Shadow and Act is a 1964 collection of essays by Ralph Ellison.

Subject 
The writings encompass the two decades that began with Ellison's involvement with African-American political activism and print media in Harlem, Ellison's emergence as a highly acclaimed writer with the publication of Invisible Man, and culminating with his 1964 challenge of Irving Howe's characterization of African-American life, "Black Boys and Native Sons", with his now famous essay, "The World and the Jug". Ellison in his Introduction to the collection described it as exemplary of his "attempt to transform some of the themes, the problems, the enigmas, the contradictions of character and culture native to my predicament, into what André Malraux has described as 'conscious thought'."

Title 
The title of the collection derives from Ellison's 1948 review of the film version of William Faulkner's Intruder in the Dust, entitled "The Shadow and the Act", which expanded upon his critique in "Twentieth Century Fiction and the Black Mask of Humanity" of the vicious and detrimental stereotypes rampant in mainstream American culture.

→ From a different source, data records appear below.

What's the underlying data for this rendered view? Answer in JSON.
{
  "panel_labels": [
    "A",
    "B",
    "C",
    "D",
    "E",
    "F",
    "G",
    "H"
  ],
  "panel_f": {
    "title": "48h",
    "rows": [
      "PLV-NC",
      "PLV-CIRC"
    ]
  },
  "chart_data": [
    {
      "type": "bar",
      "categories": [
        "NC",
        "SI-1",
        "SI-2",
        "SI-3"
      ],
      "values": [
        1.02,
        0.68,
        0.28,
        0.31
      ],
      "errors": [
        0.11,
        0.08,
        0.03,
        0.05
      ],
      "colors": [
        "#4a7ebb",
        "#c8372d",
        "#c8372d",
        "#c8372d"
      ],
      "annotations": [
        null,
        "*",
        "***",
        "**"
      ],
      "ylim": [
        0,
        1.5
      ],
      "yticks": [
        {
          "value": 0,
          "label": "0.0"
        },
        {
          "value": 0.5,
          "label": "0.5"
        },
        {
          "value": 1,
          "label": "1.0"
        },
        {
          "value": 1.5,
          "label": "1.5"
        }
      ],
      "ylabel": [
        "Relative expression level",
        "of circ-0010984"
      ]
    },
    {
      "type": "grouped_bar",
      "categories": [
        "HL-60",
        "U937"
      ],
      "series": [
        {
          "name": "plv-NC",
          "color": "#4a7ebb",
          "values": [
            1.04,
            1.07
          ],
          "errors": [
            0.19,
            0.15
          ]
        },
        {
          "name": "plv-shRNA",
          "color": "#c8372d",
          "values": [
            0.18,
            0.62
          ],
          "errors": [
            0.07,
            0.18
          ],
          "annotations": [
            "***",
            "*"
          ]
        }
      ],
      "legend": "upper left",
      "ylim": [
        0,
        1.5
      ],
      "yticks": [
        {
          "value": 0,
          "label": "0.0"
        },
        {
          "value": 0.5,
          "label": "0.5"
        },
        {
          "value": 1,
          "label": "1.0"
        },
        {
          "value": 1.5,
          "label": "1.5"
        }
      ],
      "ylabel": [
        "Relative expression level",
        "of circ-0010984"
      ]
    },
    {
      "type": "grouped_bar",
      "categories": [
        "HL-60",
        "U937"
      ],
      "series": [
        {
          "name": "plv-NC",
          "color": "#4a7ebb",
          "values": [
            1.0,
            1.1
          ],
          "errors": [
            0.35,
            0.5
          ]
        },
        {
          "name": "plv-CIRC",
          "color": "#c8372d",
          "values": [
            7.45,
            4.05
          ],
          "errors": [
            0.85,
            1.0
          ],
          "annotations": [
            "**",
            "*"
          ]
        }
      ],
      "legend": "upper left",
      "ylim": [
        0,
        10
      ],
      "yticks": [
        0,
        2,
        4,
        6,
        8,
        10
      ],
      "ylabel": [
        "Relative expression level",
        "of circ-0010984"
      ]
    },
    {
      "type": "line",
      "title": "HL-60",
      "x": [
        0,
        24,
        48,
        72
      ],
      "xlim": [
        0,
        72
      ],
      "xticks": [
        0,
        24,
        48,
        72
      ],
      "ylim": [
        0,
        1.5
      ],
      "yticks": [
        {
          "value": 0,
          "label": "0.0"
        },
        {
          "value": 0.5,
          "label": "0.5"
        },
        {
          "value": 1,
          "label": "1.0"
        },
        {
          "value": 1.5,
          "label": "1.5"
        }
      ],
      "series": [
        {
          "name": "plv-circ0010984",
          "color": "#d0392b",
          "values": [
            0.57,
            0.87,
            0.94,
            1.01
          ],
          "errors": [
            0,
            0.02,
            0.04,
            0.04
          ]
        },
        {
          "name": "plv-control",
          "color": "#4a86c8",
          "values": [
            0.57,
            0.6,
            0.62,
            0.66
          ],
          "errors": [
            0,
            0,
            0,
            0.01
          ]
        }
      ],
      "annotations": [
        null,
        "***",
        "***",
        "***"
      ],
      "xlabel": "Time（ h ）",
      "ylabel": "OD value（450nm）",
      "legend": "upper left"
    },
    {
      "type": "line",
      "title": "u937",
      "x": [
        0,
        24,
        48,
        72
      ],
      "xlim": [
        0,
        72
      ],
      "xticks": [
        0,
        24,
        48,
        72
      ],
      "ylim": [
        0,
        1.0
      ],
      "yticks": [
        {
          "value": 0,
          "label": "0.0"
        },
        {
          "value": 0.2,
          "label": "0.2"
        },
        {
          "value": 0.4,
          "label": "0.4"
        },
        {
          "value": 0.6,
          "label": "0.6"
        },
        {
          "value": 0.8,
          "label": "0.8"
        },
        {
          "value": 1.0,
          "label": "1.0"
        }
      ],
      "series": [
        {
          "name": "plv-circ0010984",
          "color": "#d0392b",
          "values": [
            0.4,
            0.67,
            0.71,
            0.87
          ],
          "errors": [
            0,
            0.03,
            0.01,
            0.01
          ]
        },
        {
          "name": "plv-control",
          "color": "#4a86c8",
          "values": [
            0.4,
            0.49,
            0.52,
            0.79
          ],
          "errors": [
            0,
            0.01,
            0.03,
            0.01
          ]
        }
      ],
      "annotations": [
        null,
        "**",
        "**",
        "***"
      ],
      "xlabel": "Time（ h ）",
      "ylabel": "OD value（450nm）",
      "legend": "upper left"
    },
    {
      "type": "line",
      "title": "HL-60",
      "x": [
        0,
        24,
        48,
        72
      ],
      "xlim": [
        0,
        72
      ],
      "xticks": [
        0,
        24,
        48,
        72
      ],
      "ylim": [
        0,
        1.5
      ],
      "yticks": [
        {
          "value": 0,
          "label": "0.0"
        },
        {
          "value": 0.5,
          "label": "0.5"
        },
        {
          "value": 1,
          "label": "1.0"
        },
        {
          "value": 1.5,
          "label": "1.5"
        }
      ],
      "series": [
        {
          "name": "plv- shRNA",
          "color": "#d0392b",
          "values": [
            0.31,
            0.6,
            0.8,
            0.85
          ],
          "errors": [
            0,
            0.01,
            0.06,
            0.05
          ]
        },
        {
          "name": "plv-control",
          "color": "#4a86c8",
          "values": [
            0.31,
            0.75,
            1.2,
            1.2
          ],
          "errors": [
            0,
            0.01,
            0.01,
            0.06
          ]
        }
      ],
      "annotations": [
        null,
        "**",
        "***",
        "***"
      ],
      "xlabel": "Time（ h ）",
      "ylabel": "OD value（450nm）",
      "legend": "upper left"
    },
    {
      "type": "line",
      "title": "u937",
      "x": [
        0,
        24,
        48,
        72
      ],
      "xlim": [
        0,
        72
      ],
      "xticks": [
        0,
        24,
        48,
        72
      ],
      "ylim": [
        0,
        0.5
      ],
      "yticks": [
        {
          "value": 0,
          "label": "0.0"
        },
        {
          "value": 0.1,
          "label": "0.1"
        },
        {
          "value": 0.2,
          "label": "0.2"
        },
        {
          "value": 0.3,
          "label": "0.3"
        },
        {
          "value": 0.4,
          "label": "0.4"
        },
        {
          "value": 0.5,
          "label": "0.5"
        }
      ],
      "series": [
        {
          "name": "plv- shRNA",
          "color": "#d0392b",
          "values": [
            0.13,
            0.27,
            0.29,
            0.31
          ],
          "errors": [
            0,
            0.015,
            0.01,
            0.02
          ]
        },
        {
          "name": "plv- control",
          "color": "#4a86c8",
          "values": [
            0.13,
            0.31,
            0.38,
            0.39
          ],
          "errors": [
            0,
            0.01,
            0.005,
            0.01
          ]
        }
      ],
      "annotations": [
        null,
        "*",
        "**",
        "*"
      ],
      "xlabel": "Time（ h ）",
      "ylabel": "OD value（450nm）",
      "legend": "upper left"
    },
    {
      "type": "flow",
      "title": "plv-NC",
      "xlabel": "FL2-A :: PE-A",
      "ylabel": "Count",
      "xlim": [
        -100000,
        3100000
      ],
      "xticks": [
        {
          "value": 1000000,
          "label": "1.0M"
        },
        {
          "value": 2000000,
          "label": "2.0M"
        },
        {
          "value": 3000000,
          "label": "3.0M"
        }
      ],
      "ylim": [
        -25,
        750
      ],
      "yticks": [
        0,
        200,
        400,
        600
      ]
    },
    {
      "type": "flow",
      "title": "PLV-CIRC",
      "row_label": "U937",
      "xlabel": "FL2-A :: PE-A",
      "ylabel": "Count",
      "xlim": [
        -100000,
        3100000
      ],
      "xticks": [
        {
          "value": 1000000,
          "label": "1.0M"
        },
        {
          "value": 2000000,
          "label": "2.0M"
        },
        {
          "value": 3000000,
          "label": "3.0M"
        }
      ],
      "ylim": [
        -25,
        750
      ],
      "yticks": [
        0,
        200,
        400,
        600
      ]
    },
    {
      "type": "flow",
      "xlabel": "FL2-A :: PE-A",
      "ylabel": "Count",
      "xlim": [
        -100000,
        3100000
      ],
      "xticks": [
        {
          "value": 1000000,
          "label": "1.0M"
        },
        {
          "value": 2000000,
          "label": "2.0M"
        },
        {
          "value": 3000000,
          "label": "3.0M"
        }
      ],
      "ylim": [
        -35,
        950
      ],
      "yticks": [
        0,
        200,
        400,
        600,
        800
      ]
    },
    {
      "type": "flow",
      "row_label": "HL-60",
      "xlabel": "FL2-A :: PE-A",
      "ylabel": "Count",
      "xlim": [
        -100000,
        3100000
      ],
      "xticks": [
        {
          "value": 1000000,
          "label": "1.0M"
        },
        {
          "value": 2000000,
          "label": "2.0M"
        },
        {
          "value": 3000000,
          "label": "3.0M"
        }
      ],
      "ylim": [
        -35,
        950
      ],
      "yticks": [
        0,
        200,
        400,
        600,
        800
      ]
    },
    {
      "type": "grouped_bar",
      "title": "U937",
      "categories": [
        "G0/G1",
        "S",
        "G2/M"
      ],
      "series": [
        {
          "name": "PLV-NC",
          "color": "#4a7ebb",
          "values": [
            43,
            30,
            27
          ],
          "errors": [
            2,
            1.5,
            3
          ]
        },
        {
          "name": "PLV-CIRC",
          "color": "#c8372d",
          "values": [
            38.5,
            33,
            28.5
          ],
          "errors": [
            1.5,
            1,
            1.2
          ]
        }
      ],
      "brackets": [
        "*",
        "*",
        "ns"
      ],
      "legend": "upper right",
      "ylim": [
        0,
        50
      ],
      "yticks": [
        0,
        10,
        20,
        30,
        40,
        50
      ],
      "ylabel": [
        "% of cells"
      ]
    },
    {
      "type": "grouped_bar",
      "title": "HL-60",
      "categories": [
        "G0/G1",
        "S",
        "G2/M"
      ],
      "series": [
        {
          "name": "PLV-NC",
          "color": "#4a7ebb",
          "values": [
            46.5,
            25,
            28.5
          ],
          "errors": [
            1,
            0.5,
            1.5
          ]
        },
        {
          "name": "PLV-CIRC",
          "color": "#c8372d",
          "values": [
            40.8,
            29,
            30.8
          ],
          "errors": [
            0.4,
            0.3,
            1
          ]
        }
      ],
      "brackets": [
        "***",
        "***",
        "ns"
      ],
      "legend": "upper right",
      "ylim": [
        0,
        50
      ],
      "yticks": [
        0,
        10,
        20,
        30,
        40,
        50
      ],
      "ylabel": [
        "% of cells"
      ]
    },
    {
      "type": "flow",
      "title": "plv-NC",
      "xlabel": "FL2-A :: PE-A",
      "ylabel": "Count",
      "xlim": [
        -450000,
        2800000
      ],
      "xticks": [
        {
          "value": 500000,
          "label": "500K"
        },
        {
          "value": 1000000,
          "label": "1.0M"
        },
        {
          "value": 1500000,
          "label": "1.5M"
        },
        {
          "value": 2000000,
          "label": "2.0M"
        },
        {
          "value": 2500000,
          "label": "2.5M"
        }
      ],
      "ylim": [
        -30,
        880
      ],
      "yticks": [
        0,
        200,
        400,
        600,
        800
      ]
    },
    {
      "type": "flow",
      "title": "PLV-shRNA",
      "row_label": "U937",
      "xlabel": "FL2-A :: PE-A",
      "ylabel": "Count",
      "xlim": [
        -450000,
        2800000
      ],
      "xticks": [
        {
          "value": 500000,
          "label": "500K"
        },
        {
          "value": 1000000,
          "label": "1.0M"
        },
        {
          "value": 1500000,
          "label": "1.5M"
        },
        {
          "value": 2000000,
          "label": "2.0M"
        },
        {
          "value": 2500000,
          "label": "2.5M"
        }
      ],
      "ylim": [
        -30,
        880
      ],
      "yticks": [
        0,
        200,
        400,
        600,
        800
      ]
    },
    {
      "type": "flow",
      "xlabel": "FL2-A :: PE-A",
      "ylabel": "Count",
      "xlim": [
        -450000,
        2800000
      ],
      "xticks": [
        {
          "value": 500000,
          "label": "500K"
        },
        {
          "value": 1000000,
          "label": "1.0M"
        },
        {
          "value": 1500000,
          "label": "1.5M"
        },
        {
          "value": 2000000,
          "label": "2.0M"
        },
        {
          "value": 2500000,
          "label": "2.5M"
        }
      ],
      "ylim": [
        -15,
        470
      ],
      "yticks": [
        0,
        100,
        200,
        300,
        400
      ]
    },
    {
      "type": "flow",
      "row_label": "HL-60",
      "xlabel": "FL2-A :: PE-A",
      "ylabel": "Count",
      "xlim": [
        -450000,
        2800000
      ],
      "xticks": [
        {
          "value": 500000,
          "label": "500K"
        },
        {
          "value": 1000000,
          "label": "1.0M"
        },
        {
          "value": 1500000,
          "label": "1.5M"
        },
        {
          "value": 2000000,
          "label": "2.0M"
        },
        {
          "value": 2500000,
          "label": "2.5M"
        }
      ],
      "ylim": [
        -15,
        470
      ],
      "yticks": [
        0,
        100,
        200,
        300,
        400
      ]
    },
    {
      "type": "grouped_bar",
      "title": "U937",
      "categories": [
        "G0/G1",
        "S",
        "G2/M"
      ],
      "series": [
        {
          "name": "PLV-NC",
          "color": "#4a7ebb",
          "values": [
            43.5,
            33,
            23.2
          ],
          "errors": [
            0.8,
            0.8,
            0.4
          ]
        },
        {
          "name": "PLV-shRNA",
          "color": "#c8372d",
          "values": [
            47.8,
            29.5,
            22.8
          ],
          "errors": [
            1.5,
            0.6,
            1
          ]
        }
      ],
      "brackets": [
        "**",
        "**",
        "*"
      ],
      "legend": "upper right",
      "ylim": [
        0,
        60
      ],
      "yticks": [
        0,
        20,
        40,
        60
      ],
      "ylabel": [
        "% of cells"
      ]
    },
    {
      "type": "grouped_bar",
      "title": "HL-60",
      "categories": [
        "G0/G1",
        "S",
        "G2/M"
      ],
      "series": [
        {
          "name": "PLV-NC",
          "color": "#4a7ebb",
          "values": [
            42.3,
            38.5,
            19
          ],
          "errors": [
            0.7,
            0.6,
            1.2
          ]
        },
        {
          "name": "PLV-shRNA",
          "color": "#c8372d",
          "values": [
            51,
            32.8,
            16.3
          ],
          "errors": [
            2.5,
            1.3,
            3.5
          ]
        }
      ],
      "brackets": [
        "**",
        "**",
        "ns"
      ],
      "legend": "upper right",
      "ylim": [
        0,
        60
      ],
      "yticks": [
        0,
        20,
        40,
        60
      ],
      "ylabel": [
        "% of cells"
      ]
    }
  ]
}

Ellison derived the actual phrase "Shadow and Act" from the fifth Stanza of T.S. Eliot's The Hollow Men, which reads: "Between the idea / And the reality / Between the motion / And the act / Falls the Shadow."

Reception 
Reviewing the book in 1965, R. W. B. Lewis said: "Shadow and Act contains Ralph Ellison’s real autobiography....The experiences of writing Invisible Man and of vaulting on his first try “over the parochial limits of most Negro fiction” (as Richard G. Stern says in an interview), and, as a result, of being written about as a literary and sociological phenomenon, combined with sheer compositional difficulties, seem to have driven Ellison to search out the truths of his own past. Inquiring into his experience, his literary and musical education, Ellison has come up with a number of clues to the fantastic fate of trying to be at the same time a writer, a Negro, an American, and a human being."

In 1999, the Modern Library named this book at number 91 on its list of the 100 best nonfiction books of the 20th century.